Yang and Li follow in the footsteps of their star international teammate Wang Shuang, who now plays at US team Racing Louisville of the National Women's Soccer League.

Wang made headlines in 2018 when she signed a two-year contract with PSG, and then became the first Chinese to score in the UEFA Women's Champions League, netting seven goals in 18 appearances across all competitions for the club.

Wang, who goes by the nickname 'Lady Messi', cut short her PSG stay in 2019 as she struggled to adapt to life in France and balance club and country commitments.

Having spoken to Wang about her experiences, Li feels more at ease about her move abroad.

"Wang Shuang told me that the biggest difficulty for her was the language as French is mostly spoken here.
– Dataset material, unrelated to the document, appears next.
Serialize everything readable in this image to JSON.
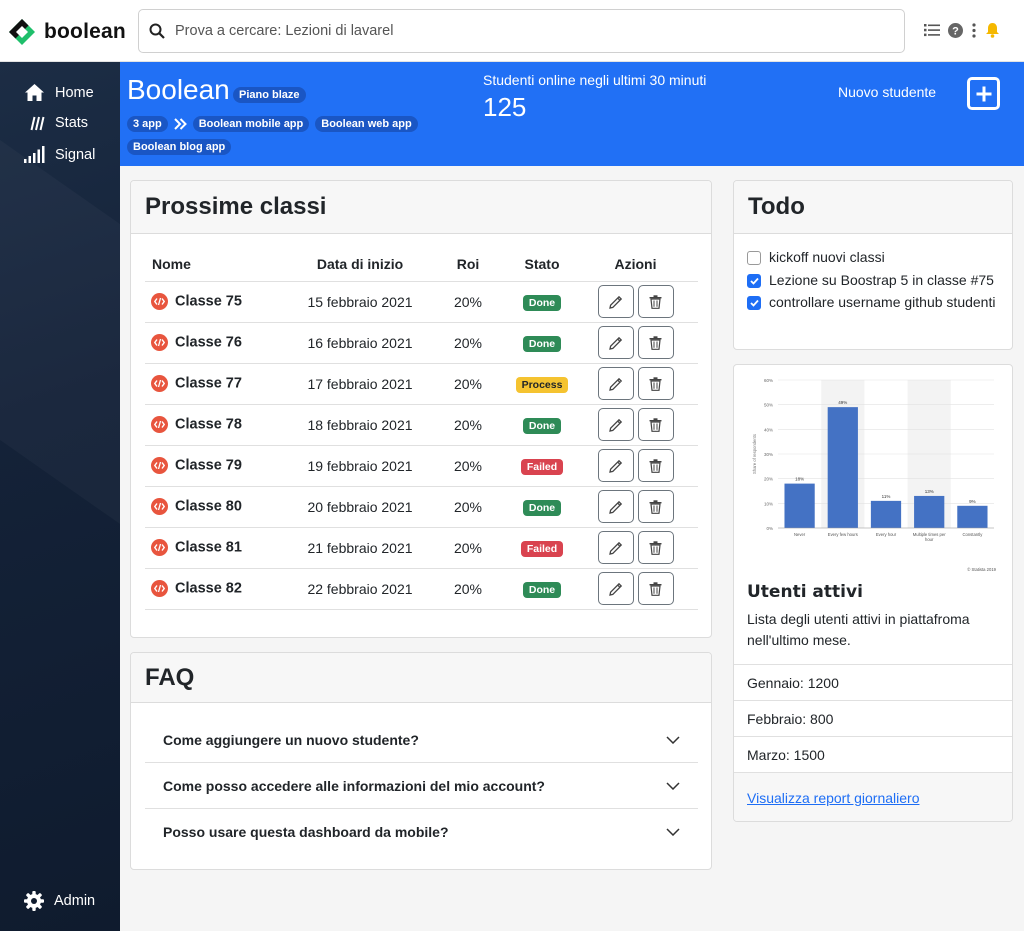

My English is not bad, so I will need to use English to communicate for a while," said Li.

"Based on my experience of playing against foreign teams, I've seen how fast European women's soccer has developed in recent years. As an athlete, or even when I retire, I can learn a lot from these players."

Yang said she's been in close contact with other Chinese players in foreign leagues to help her adjust to life in France.

"If you leave to go abroad on your own, it's perhaps more difficult, but we chat and tell each other our news," said Yang. "I'm mostly in contact with Tang Jiali (who plays for Madrid CFF), as well as other players. They are more experienced than me, so they can give me advice. I hope they'll do well with their clubs."

Just a few years ago, Wang Shuang was the only member of the women's national squad to ply her trade abroad-now, there are 10.That is especially welcomed by Team China head coach Shui Qingxia.

"I hope more Chinese players can play in foreign leagues, to know what it's like out there and to absorb new ideas about soccer. It will benefit not only themselves but also the entire growth of Chinese women's soccer."